A note on fast weights: do they really work as advertised?

In fields where one cannot prove one’s claims mathematically, it is immensely important to be as rigorous as possible. Among other things, this implies considering all plausible alternative hypotheses to one’s own hypothesis and making sure that the results cannot be explained by those alternative hypotheses.  People working in experimental fields are usually quite careful about this. Machine learning is also, by and large, an experimental field (in the sense that usually one cannot prove one’s claims with mathematical rigour), so similar standards of experimental rigour should apply there as well.

I was reminded of this when I was re-reading the “fast weights” paper by Ba, Hinton et al. In this paper, they extend the standard vanilla recurrent neural network architecture with some form of Hebbian short-term synaptic plasticity. This Hebbian connectivity maintains a dynamically changing short-term memory of the recent history of the activities of the units in the network. They call this Hebbian connectivity “fast weights” as opposed to the standard “slow” recurrent connectivity.

If I haven’t made a mistake, the equation governing the model can be condensed into the following form (I’m assuming that their inner loop of Hebbian plasticity is unrolled for one step only, i.e.
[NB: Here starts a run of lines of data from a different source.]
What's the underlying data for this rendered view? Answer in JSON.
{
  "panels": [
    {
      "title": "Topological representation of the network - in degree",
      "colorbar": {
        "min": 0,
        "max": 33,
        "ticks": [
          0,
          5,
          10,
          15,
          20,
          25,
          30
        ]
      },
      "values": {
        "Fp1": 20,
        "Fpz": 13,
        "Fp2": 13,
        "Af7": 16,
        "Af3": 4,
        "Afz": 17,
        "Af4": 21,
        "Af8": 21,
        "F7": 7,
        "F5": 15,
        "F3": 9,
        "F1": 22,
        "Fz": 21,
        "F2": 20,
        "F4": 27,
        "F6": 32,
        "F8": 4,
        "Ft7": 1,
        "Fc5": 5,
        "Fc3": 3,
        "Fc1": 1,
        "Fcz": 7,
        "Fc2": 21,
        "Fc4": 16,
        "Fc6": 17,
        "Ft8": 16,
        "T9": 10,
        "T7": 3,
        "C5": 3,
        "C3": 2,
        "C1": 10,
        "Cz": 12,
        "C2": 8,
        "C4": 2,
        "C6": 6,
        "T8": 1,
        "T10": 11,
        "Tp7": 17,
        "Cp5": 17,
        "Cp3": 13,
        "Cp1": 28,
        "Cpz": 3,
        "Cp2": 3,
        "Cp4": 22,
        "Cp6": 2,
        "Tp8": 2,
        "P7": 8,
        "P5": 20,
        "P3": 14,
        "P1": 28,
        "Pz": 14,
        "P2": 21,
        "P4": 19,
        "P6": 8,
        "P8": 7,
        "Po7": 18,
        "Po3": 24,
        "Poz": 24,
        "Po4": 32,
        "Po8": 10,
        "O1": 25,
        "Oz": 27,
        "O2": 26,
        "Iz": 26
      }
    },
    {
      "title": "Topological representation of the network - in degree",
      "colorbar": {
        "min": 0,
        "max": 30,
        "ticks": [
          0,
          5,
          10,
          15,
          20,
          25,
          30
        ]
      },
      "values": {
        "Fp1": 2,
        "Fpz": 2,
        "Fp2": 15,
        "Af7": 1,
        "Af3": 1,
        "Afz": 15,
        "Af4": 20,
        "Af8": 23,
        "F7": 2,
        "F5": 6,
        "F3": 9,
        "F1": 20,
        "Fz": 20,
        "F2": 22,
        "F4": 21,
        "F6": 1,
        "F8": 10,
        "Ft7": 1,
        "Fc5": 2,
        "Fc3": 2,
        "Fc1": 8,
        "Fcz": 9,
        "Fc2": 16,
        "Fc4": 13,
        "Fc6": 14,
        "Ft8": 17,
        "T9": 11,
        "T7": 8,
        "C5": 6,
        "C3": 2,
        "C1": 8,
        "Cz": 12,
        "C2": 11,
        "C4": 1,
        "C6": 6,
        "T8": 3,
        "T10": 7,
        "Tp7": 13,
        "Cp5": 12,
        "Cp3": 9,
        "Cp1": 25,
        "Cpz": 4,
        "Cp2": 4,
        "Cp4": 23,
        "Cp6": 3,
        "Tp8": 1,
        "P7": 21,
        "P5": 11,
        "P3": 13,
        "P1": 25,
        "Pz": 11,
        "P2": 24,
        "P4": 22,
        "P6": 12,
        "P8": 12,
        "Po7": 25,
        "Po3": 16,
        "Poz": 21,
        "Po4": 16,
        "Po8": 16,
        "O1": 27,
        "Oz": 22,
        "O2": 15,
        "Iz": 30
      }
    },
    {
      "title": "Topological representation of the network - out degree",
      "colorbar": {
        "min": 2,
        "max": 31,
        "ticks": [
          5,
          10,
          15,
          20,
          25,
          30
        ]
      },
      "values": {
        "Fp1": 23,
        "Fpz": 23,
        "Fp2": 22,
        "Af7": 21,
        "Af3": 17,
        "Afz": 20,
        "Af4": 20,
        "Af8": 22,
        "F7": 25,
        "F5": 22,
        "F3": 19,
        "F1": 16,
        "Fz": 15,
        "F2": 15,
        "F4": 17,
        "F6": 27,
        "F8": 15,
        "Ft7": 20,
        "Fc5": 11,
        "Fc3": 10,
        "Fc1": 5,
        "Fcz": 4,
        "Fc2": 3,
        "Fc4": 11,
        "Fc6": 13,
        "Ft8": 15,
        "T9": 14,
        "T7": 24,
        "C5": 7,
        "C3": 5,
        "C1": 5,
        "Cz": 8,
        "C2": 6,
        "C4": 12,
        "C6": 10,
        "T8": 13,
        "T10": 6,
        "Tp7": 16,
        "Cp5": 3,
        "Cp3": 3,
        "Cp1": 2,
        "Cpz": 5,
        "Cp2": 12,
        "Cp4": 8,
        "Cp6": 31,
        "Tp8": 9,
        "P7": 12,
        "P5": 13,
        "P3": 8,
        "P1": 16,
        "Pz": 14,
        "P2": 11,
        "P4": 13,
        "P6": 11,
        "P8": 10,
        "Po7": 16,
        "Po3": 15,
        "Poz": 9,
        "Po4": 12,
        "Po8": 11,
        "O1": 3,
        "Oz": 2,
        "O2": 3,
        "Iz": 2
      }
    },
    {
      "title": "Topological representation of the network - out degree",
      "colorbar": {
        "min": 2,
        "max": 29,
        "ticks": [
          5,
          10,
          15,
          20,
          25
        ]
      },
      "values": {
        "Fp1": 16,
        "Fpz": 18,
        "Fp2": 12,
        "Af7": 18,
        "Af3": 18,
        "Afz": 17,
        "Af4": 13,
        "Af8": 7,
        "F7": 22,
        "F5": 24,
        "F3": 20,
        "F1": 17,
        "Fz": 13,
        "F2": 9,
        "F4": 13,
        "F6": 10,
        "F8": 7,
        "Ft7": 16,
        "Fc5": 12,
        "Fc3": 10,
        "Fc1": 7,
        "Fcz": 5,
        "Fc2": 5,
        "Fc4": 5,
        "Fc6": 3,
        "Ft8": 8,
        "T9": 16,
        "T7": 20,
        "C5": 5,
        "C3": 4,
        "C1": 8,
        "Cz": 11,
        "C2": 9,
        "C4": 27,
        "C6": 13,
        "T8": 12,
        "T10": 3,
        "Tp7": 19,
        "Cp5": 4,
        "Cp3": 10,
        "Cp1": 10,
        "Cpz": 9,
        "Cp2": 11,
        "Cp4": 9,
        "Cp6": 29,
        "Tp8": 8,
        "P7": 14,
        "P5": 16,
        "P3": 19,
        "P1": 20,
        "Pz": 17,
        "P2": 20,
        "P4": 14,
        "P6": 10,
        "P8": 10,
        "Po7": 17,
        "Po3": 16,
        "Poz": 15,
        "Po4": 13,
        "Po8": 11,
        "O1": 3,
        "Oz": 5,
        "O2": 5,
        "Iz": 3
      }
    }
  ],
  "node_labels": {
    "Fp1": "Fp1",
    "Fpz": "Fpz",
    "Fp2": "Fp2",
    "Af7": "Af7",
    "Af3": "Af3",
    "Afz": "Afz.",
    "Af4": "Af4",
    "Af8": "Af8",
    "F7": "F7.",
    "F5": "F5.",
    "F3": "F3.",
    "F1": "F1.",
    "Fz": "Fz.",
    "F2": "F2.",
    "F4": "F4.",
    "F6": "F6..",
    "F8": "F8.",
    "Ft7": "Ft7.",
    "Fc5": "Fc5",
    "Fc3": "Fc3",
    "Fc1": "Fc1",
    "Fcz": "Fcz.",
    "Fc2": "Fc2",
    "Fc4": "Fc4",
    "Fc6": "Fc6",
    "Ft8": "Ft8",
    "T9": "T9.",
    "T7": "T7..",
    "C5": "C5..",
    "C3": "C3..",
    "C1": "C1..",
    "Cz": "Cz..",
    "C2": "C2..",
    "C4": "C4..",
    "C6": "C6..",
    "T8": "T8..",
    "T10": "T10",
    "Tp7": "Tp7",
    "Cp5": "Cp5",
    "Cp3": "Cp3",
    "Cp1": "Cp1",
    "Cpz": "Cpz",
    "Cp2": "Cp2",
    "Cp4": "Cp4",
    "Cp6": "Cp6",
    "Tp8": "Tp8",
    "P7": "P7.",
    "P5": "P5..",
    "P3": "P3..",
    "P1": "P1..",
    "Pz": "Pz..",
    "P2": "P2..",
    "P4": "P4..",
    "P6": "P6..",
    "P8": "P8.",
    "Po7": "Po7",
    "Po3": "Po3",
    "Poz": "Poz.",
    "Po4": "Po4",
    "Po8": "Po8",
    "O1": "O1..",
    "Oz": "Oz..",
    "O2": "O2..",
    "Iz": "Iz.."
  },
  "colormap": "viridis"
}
S=1):

\mathbf{h}_{t+1} = f\Big( \mathcal{LN}\Big[\mathbf{W}_h \mathbf{h}_t + \mathbf{W}_x \mathbf{x}_t + \big(\eta \sum_{\tau=1}^{\tau=t-1}\lambda^{t-\tau-1}\mathbf{h}_\tau \mathbf{h}_\tau^{\top}\big) f(\mathbf{W}_h \mathbf{h}_t + \mathbf{W}_x \mathbf{x}_t) \Big] \Big)

where \mathcal{LN}[\cdot] refers to layer normalization. The fast weight matrix here is given by the Hebbian matrix \eta \sum_{\tau=1}^{\tau=t-1}\lambda^{t-\tau-1}\mathbf{h}_\tau \mathbf{h}_\tau^{\top}.

The authors show that this model performs better than a number of other recurrent models in a couple of tasks. They seem to think that the Hebbian fast weight matrix is crucial (and mainly responsible) for the superior performance of the model. However, there are two obvious controls that are sorely missing in the paper and that makes a fair assessment of the contribution of fast weights difficult. First, the model has more depth than the standard architectures (note the nested f(\cdot)s in the equation above), so maybe there’s nothing special about the Hebbian fast weight matrix, rather the advantage is mainly due to the added depth. This could be tested by replacing the Hebbian matrix by another matrix, e.g. a random, fixed matrix or the identity matrix. In this connection, it’s interesting to observe that the authors chose this fairly complicated architecture rather than simpler ways of incorporating a Hebbian component to the recurrent connectivity, for example something like this:

\mathbf{h}_{t+1} = f\Big( \mathcal{LN} \Big[ \big[\mathbf{W}_{h} + \eta \sum_{\tau=1}^{\tau=t-1}\lambda^{t-\tau-1}\mathbf{h}_\tau \mathbf{h}_\tau^{\top} \big] \mathbf{h}_{t} + \mathbf{W}_{x} \mathbf{x}_{t} \Big] \Big)

which doesn’t increase the effective depth and would in fact be closer to the biological idea of short-term synaptic plasticity (this, in fact, appears to be how fast weights were originally defined in Hinton’s old “fast weights” paper). This may be because they tried something simple like this and it didn’t work well, so they found the added complexity necessary. But then it would be important to understand why fast weights don’t work in this simple context and require the more complicated machinery.

Secondly, layer normalization by itself improves the performance of vanilla recurrent networks, so we know that part of the improvement is due to normalization, again the question is how much. The necessary control to run here is a vanilla recurrent network with layer normalization.

I’m currently working on running these (and some other) controls, so I should hopefully have some answers to these questions soon.